Antes de que los niños hagan la pregunta, ya están -los grandes- tirándoles la respuesta. Los maestros, los papás, las tías, las abuelas. Todo hay que decírselos, todo hay que hacérselos. “Pobrecito el niño, no se puede caer porque le sale un chichón”, le dice la mamá a la niñera; y la niñera sale detrás del niño, levantándole la pierna para subirlo al muro, alzándolo, bajándolo, trepándolo, teniéndolo. El muchachito, aburrido, se entorpece, se enlentece, porque no le dejan servirse de su cuerpo como cualquier cachorro de mamífero: aprendiendo a no caerse, cayéndose; a sostenerse, perdiendo el equilibrio; a no irse de bruces, yéndose de bruces. El ensayo error, ese antiguo y necesario modo de aprender, es vital a la hora del aprestamiento que debe hacer una cría humana mientras su cuerpo madura y se desarrolla. Es además el asiento de nuestra inteligencia de homo sapiens, de la que nos sentimos tan orgullosos y por la que nos creemos superiores a las demás especies. ¿Será que sí?

Lo mismo que pasa con el cuerpo, ese aletargamiento de niños acostumbrados a tener a su lado una mamá o una nana que hace todo por ellos, pasa con la mente, con la chispa de la divina inteligencia. Antes de que la curiosidad nazca, emerja, surja, con fuerza de surtidor, está la voz del adulto dando una respuesta; taponando el agujero, clausurando la ranura, cerrando la hiancia.
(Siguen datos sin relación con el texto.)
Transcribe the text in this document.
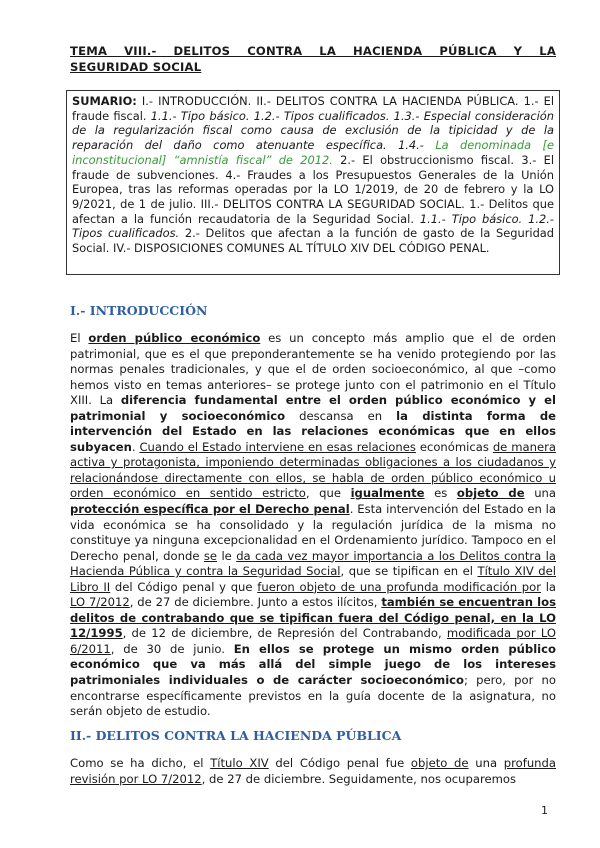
TEMA VIII.- DELITOS CONTRA LA HACIENDA PÚBLICA Y LA
SEGURIDAD SOCIAL
SUMARIO: I.- INTRODUCCIÓN. II.- DELITOS CONTRA LA HACIENDA PÚBLICA. 1.- El fraude fiscal. 1.1.- Tipo básico. 1.2.- Tipos cualificados. 1.3.- Especial consideración de la regularización fiscal como causa de exclusión de la tipicidad y de la reparación del daño como atenuante específica. 1.4.- La denominada [e inconstitucional] “amnistía fiscal” de 2012. 2.- El obstruccionismo fiscal. 3.- El fraude de subvenciones. 4.- Fraudes a los Presupuestos Generales de la Unión Europea, tras las reformas operadas por la LO 1/2019, de 20 de febrero y la LO 9/2021, de 1 de julio. III.- DELITOS CONTRA LA SEGURIDAD SOCIAL. 1.- Delitos que afectan a la función recaudatoria de la Seguridad Social. 1.1.- Tipo básico. 1.2.- Tipos cualificados. 2.- Delitos que afectan a la función de gasto de la Seguridad Social. IV.- DISPOSICIONES COMUNES AL TÍTULO XIV DEL CÓDIGO PENAL.
I.- INTRODUCCIÓN

El orden público económico es un concepto más amplio que el de orden patrimonial, que es el que preponderantemente se ha venido protegiendo por las normas penales tradicionales, y que el de orden socioeconómico, al que –como hemos visto en temas anteriores– se protege junto con el patrimonio en el Título XIII. La diferencia fundamental entre el orden público económico y el patrimonial y socioeconómico descansa en la distinta forma de intervención del Estado en las relaciones económicas que en ellos subyacen. Cuando el Estado interviene en esas relaciones económicas de manera activa y protagonista, imponiendo determinadas obligaciones a los ciudadanos y relacionándose directamente con ellos, se habla de orden público económico u orden económico en sentido estricto, que igualmente es objeto de una protección específica por el Derecho penal. Esta intervención del Estado en la vida económica se ha consolidado y la regulación jurídica de la misma no constituye ya ninguna excepcionalidad en el Ordenamiento jurídico. Tampoco en el Derecho penal, donde se le da cada vez mayor importancia a los Delitos contra la Hacienda Pública y contra la Seguridad Social, que se tipifican en el Título XIV del Libro II del Código penal y que fueron objeto de una profunda modificación por la LO 7/2012, de 27 de diciembre. Junto a estos ilícitos, también se encuentran los delitos de contrabando que se tipifican fuera del Código penal, en la LO 12/1995, de 12 de diciembre, de Represión del Contrabando, modificada por LO 6/2011, de 30 de junio. En ellos se protege un mismo orden público económico que va más allá del simple juego de los intereses patrimoniales individuales o de carácter socioeconómico; pero, por no encontrarse específicamente previstos en la guía docente de la asignatura, no serán objeto de estudio.

II.- DELITOS CONTRA LA HACIENDA PÚBLICA

Como se ha dicho, el Título XIV del Código penal fue objeto de una profunda revisión por LO 7/2012, de 27 de diciembre. Seguidamente, nos ocuparemos

1
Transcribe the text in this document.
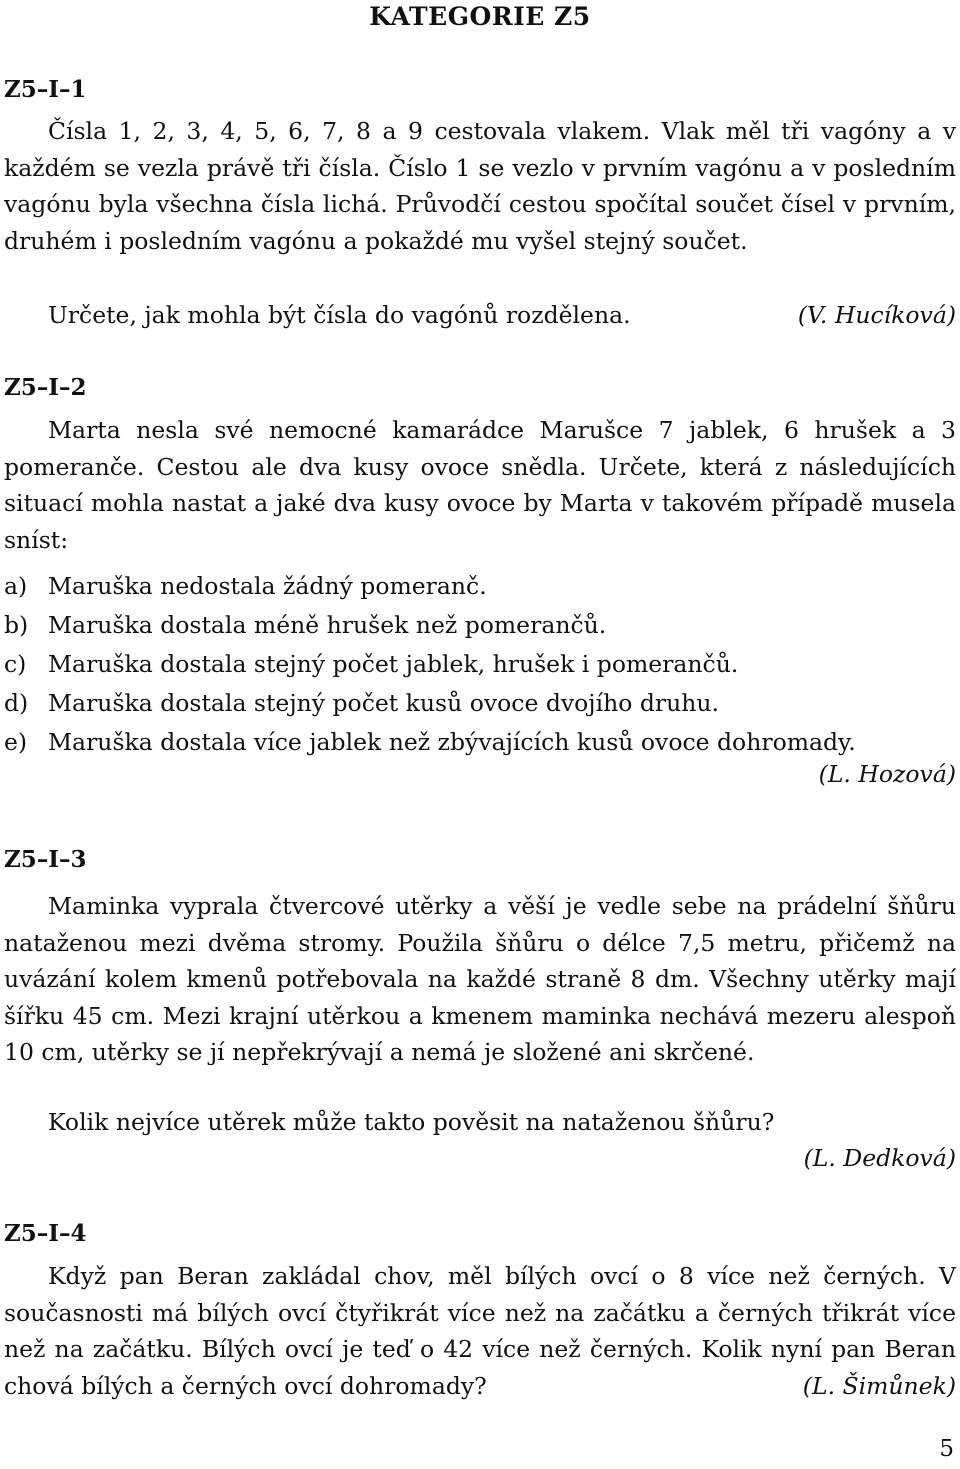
KATEGORIE Z5
Z5–I–1
Čísla 1, 2, 3, 4, 5, 6, 7, 8 a 9 cestovala vlakem. Vlak měl tři vagóny a v každém se vezla právě tři čísla. Číslo 1 se vezlo v prvním vagónu a v posledním vagónu byla všechna čísla lichá. Průvodčí cestou spočítal součet čísel v prvním, druhém i posledním vagónu a pokaždé mu vyšel stejný součet.
Určete, jak mohla být čísla do vagónů rozdělena.	(V. Hucíková)
Z5–I–2
Marta nesla své nemocné kamarádce Marušce 7 jablek, 6 hrušek a 3 pomeranče. Cestou ale dva kusy ovoce snědla. Určete, která z následujících situací mohla nastat a jaké dva kusy ovoce by Marta v takovém případě musela sníst:
a) Maruška nedostala žádný pomeranč.
b) Maruška dostala méně hrušek než pomerančů.
c) Maruška dostala stejný počet jablek, hrušek i pomerančů.
d) Maruška dostala stejný počet kusů ovoce dvojího druhu.
e) Maruška dostala více jablek než zbývajících kusů ovoce dohromady.
(L. Hozová)
Z5–I–3
Maminka vyprala čtvercové utěrky a věší je vedle sebe na prádelní šňůru nataženou mezi dvěma stromy. Použila šňůru o délce 7,5 metru, přičemž na uvázání kolem kmenů potřebovala na každé straně 8 dm. Všechny utěrky mají šířku 45 cm. Mezi krajní utěrkou a kmenem maminka nechává mezeru alespoň 10 cm, utěrky se jí nepřekrývají a nemá je složené ani skrčené.
Kolik nejvíce utěrek může takto pověsit na nataženou šňůru?
(L. Dedková)
Z5–I–4
Když pan Beran zakládal chov, měl bílých ovcí o 8 více než černých. V současnosti má bílých ovcí čtyřikrát více než na začátku a černých třikrát více než na začátku. Bílých ovcí je teď o 42 více než černých. Kolik nyní pan Beran chová bílých a černých ovcí dohromady?	(L. Šimůnek)
5
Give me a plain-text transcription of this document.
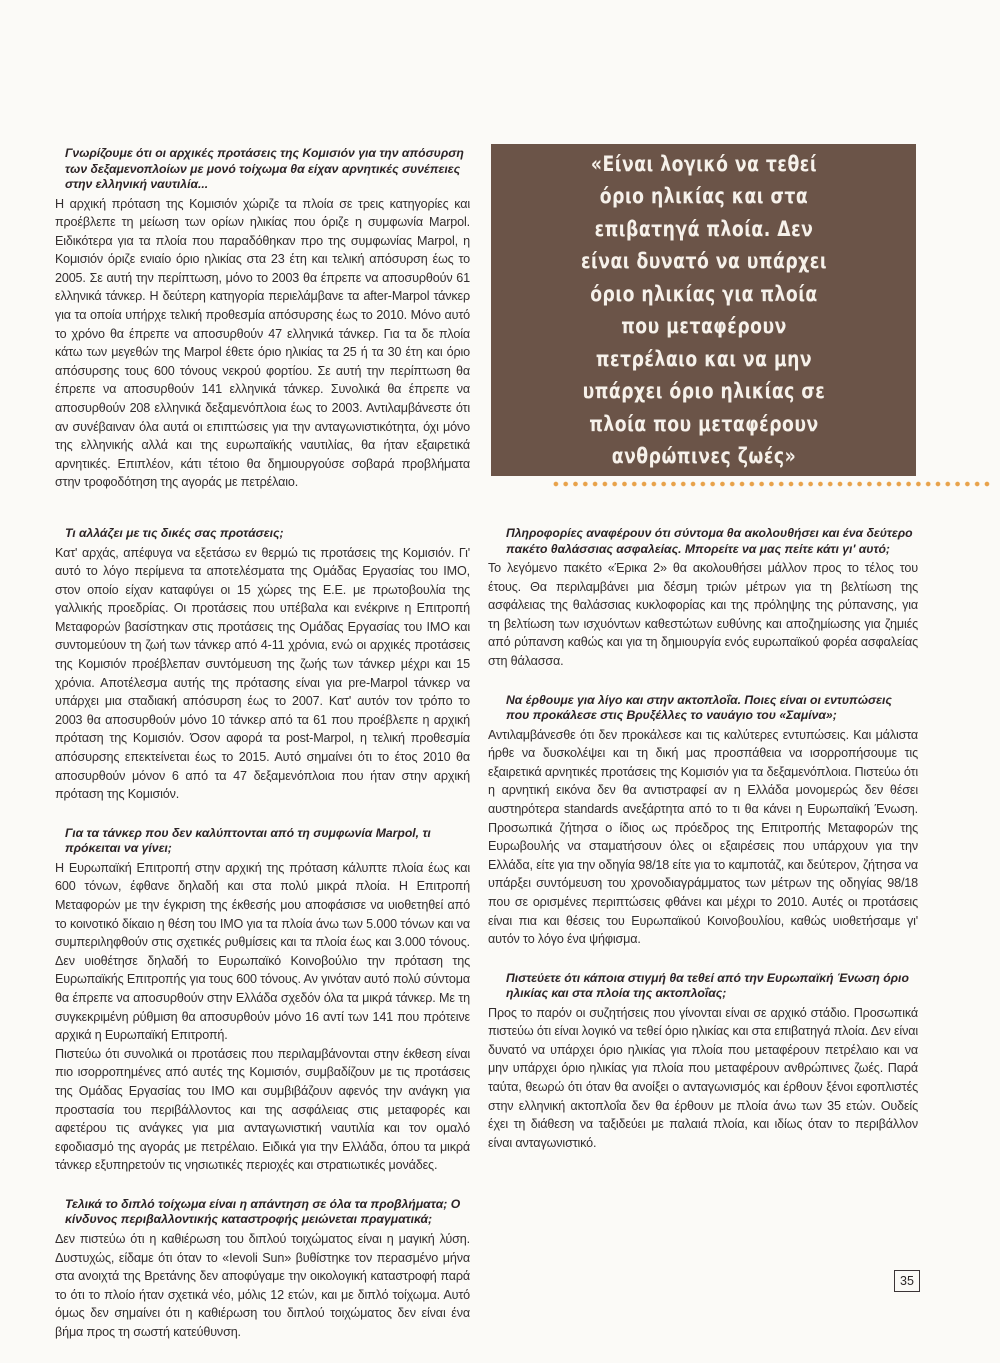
Γνωρίζουμε ότι οι αρχικές προτάσεις της Κομισιόν για την απόσυρση των δεξαμενοπλοίων με μονό τοίχωμα θα είχαν αρνητικές συνέπειες στην ελληνική ναυτιλία...

Η αρχική πρόταση της Κομισιόν χώριζε τα πλοία σε τρεις κατηγορίες και προέβλεπε τη μείωση των ορίων ηλικίας που όριζε η συμφωνία Marpol. Ειδικότερα για τα πλοία που παραδόθηκαν προ της συμφωνίας Marpol, η Κομισιόν όριζε ενιαίο όριο ηλικίας στα 23 έτη και τελική απόσυρση έως το 2005. Σε αυτή την περίπτωση, μόνο το 2003 θα έπρεπε να αποσυρθούν 61 ελληνικά τάνκερ. Η δεύτερη κατηγορία περιελάμβανε τα after-Marpol τάνκερ για τα οποία υπήρχε τελική προθεσμία απόσυρσης έως το 2010. Μόνο αυτό το χρόνο θα έπρεπε να αποσυρθούν 47 ελληνικά τάνκερ. Για τα δε πλοία κάτω των μεγεθών της Marpol έθετε όριο ηλικίας τα 25 ή τα 30 έτη και όριο απόσυρσης τους 600 τόνους νεκρού φορτίου. Σε αυτή την περίπτωση θα έπρεπε να αποσυρθούν 141 ελληνικά τάνκερ. Συνολικά θα έπρεπε να αποσυρθούν 208 ελληνικά δεξαμενόπλοια έως το 2003. Αντιλαμβάνεστε ότι αν συνέβαιναν όλα αυτά οι επιπτώσεις για την ανταγωνιστικότητα, όχι μόνο της ελληνικής αλλά και της ευρωπαϊκής ναυτιλίας, θα ήταν εξαιρετικά αρνητικές. Επιπλέον, κάτι τέτοιο θα δημιουργούσε σοβαρά προβλήματα στην τροφοδότηση της αγοράς με πετρέλαιο.

«Είναι λογικό να τεθεί όριο ηλικίας και στα επιβατηγά πλοία. Δεν είναι δυνατό να υπάρχει όριο ηλικίας για πλοία που μεταφέρουν πετρέλαιο και να μην υπάρχει όριο ηλικίας σε πλοία που μεταφέρουν ανθρώπινες ζωές»

Τι αλλάζει με τις δικές σας προτάσεις;

Κατ' αρχάς, απέφυγα να εξετάσω εν θερμώ τις προτάσεις της Κομισιόν. Γι' αυτό το λόγο περίμενα τα αποτελέσματα της Ομάδας Εργασίας του IMO, στον οποίο είχαν καταφύγει οι 15 χώρες της Ε.Ε. με πρωτοβουλία της γαλλικής προεδρίας. Οι προτάσεις που υπέβαλα και ενέκρινε η Επιτροπή Μεταφορών βασίστηκαν στις προτάσεις της Ομάδας Εργασίας του IMO και συντομεύουν τη ζωή των τάνκερ από 4-11 χρόνια, ενώ οι αρχικές προτάσεις της Κομισιόν προέβλεπαν συντόμευση της ζωής των τάνκερ μέχρι και 15 χρόνια. Αποτέλεσμα αυτής της πρότασης είναι για pre-Marpol τάνκερ να υπάρχει μια σταδιακή απόσυρση έως το 2007. Κατ' αυτόν τον τρόπο το 2003 θα αποσυρθούν μόνο 10 τάνκερ από τα 61 που προέβλεπε η αρχική πρόταση της Κομισιόν. Όσον αφορά τα post-Marpol, η τελική προθεσμία απόσυρσης επεκτείνεται έως το 2015. Αυτό σημαίνει ότι το έτος 2010 θα αποσυρθούν μόνον 6 από τα 47 δεξαμενόπλοια που ήταν στην αρχική πρόταση της Κομισιόν.

Για τα τάνκερ που δεν καλύπτονται από τη συμφωνία Marpol, τι πρόκειται να γίνει;

Η Ευρωπαϊκή Επιτροπή στην αρχική της πρόταση κάλυπτε πλοία έως και 600 τόνων, έφθανε δηλαδή και στα πολύ μικρά πλοία. Η Επιτροπή Μεταφορών με την έγκριση της έκθεσής μου αποφάσισε να υιοθετηθεί από το κοινοτικό δίκαιο η θέση του IMO για τα πλοία άνω των 5.000 τόνων και να συμπεριληφθούν στις σχετικές ρυθμίσεις και τα πλοία έως και 3.000 τόνους. Δεν υιοθέτησε δηλαδή το Ευρωπαϊκό Κοινοβούλιο την πρόταση της Ευρωπαϊκής Επιτροπής για τους 600 τόνους. Αν γινόταν αυτό πολύ σύντομα θα έπρεπε να αποσυρθούν στην Ελλάδα σχεδόν όλα τα μικρά τάνκερ. Με τη συγκεκριμένη ρύθμιση θα αποσυρθούν μόνο 16 αντί των 141 που πρότεινε αρχικά η Ευρωπαϊκή Επιτροπή.

Πιστεύω ότι συνολικά οι προτάσεις που περιλαμβάνονται στην έκθεση είναι πιο ισορροπημένες από αυτές της Κομισιόν, συμβαδίζουν με τις προτάσεις της Ομάδας Εργασίας του IMO και συμβιβάζουν αφενός την ανάγκη για προστασία του περιβάλλοντος και της ασφάλειας στις μεταφορές και αφετέρου τις ανάγκες για μια ανταγωνιστική ναυτιλία και τον ομαλό εφοδιασμό της αγοράς με πετρέλαιο. Ειδικά για την Ελλάδα, όπου τα μικρά τάνκερ εξυπηρετούν τις νησιωτικές περιοχές και στρατιωτικές μονάδες.

Τελικά το διπλό τοίχωμα είναι η απάντηση σε όλα τα προβλήματα; Ο κίνδυνος περιβαλλοντικής καταστροφής μειώνεται πραγματικά;

Δεν πιστεύω ότι η καθιέρωση του διπλού τοιχώματος είναι η μαγική λύση. Δυστυχώς, είδαμε ότι όταν το «Ievoli Sun» βυθίστηκε τον περασμένο μήνα στα ανοιχτά της Βρετάνης δεν αποφύγαμε την οικολογική καταστροφή παρά το ότι το πλοίο ήταν σχετικά νέο, μόλις 12 ετών, και με διπλό τοίχωμα. Αυτό όμως δεν σημαίνει ότι η καθιέρωση του διπλού τοιχώματος δεν είναι ένα βήμα προς τη σωστή κατεύθυνση.

Πληροφορίες αναφέρουν ότι σύντομα θα ακολουθήσει και ένα δεύτερο πακέτο θαλάσσιας ασφαλείας. Μπορείτε να μας πείτε κάτι γι' αυτό;

Το λεγόμενο πακέτο «Έρικα 2» θα ακολουθήσει μάλλον προς το τέλος του έτους. Θα περιλαμβάνει μια δέσμη τριών μέτρων για τη βελτίωση της ασφάλειας της θαλάσσιας κυκλοφορίας και της πρόληψης της ρύπανσης, για τη βελτίωση των ισχυόντων καθεστώτων ευθύνης και αποζημίωσης για ζημιές από ρύπανση καθώς και για τη δημιουργία ενός ευρωπαϊκού φορέα ασφαλείας στη θάλασσα.

Να έρθουμε για λίγο και στην ακτοπλοΐα. Ποιες είναι οι εντυπώσεις που προκάλεσε στις Βρυξέλλες το ναυάγιο του «Σαμίνα»;

Αντιλαμβάνεσθε ότι δεν προκάλεσε και τις καλύτερες εντυπώσεις. Και μάλιστα ήρθε να δυσκολέψει και τη δική μας προσπάθεια να ισορροπήσουμε τις εξαιρετικά αρνητικές προτάσεις της Κομισιόν για τα δεξαμενόπλοια. Πιστεύω ότι η αρνητική εικόνα δεν θα αντιστραφεί αν η Ελλάδα μονομερώς δεν θέσει αυστηρότερα standards ανεξάρτητα από το τι θα κάνει η Ευρωπαϊκή Ένωση. Προσωπικά ζήτησα ο ίδιος ως πρόεδρος της Επιτροπής Μεταφορών της Ευρωβουλής να σταματήσουν όλες οι εξαιρέσεις που υπάρχουν για την Ελλάδα, είτε για την οδηγία 98/18 είτε για το καμποτάζ, και δεύτερον, ζήτησα να υπάρξει συντόμευση του χρονοδιαγράμματος των μέτρων της οδηγίας 98/18 που σε ορισμένες περιπτώσεις φθάνει και μέχρι το 2010. Αυτές οι προτάσεις είναι πια και θέσεις του Ευρωπαϊκού Κοινοβουλίου, καθώς υιοθετήσαμε γι' αυτόν το λόγο ένα ψήφισμα.

Πιστεύετε ότι κάποια στιγμή θα τεθεί από την Ευρωπαϊκή Ένωση όριο ηλικίας και στα πλοία της ακτοπλοΐας;

Προς το παρόν οι συζητήσεις που γίνονται είναι σε αρχικό στάδιο. Προσωπικά πιστεύω ότι είναι λογικό να τεθεί όριο ηλικίας και στα επιβατηγά πλοία. Δεν είναι δυνατό να υπάρχει όριο ηλικίας για πλοία που μεταφέρουν πετρέλαιο και να μην υπάρχει όριο ηλικίας για πλοία που μεταφέρουν ανθρώπινες ζωές. Παρά ταύτα, θεωρώ ότι όταν θα ανοίξει ο ανταγωνισμός και έρθουν ξένοι εφοπλιστές στην ελληνική ακτοπλοΐα δεν θα έρθουν με πλοία άνω των 35 ετών. Ουδείς έχει τη διάθεση να ταξιδεύει με παλαιά πλοία, και ιδίως όταν το περιβάλλον είναι ανταγωνιστικό.

35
No es permitido el estado de vacío. ¿Entonces, cómo diablos puede haber impulso para buscar la llenura?

Aún recuerdo mi más importante pregunta, a los seis o siete años. Sabía que los niños no los traía la cigüeña, que se hacían en la barriga de la mamá, que las mujeres se casaban y tenían hijos, pero no sabía del coito y menos de la fecundación. Con las pocas fichas del rompecabezas que tenía, me pregunté: ¿Y cómo hace para saber la barriga de una señora que ella ya se casó y que ya le puede empezar a hacer el niño? ¿Y si de pronto se equivoca y le empieza a hacer un bebé sin que se haya casado? Con las dos preguntas llegué donde mi mamá, a quien cogí fuera de base -me dice que sudaba frío- y que no tuvo más remedio que contarme aquello que pensaba soltarme quién sabe cuándo. En todo caso no ese día.

Bendita desinformación que me hizo cavilar. Bendita ignorancia que me hizo formular la pregunta. Prefiero eso, de veras, a haber tenido en mi cuarto un libro que me lo contaba todo con láminas, pelos y señales, y me habría privado del orgullo que siento de haber hecho en mi vida, por lo menos, una pregunta verdaderamente mía.

Sócrates decía que el peligro, ¡la pólvora!, estaba en las preguntas y no en las respuestas. Otros menos lejanos en el tiempo también lo han dicho, y con ellos me apaño: “Lo importante es no dejar de hacerse preguntas”, decía Einstein. “Preguntar es rebelarse, responder es adaptarse”, dice Jorge Wagensberg. ¿Será por algo?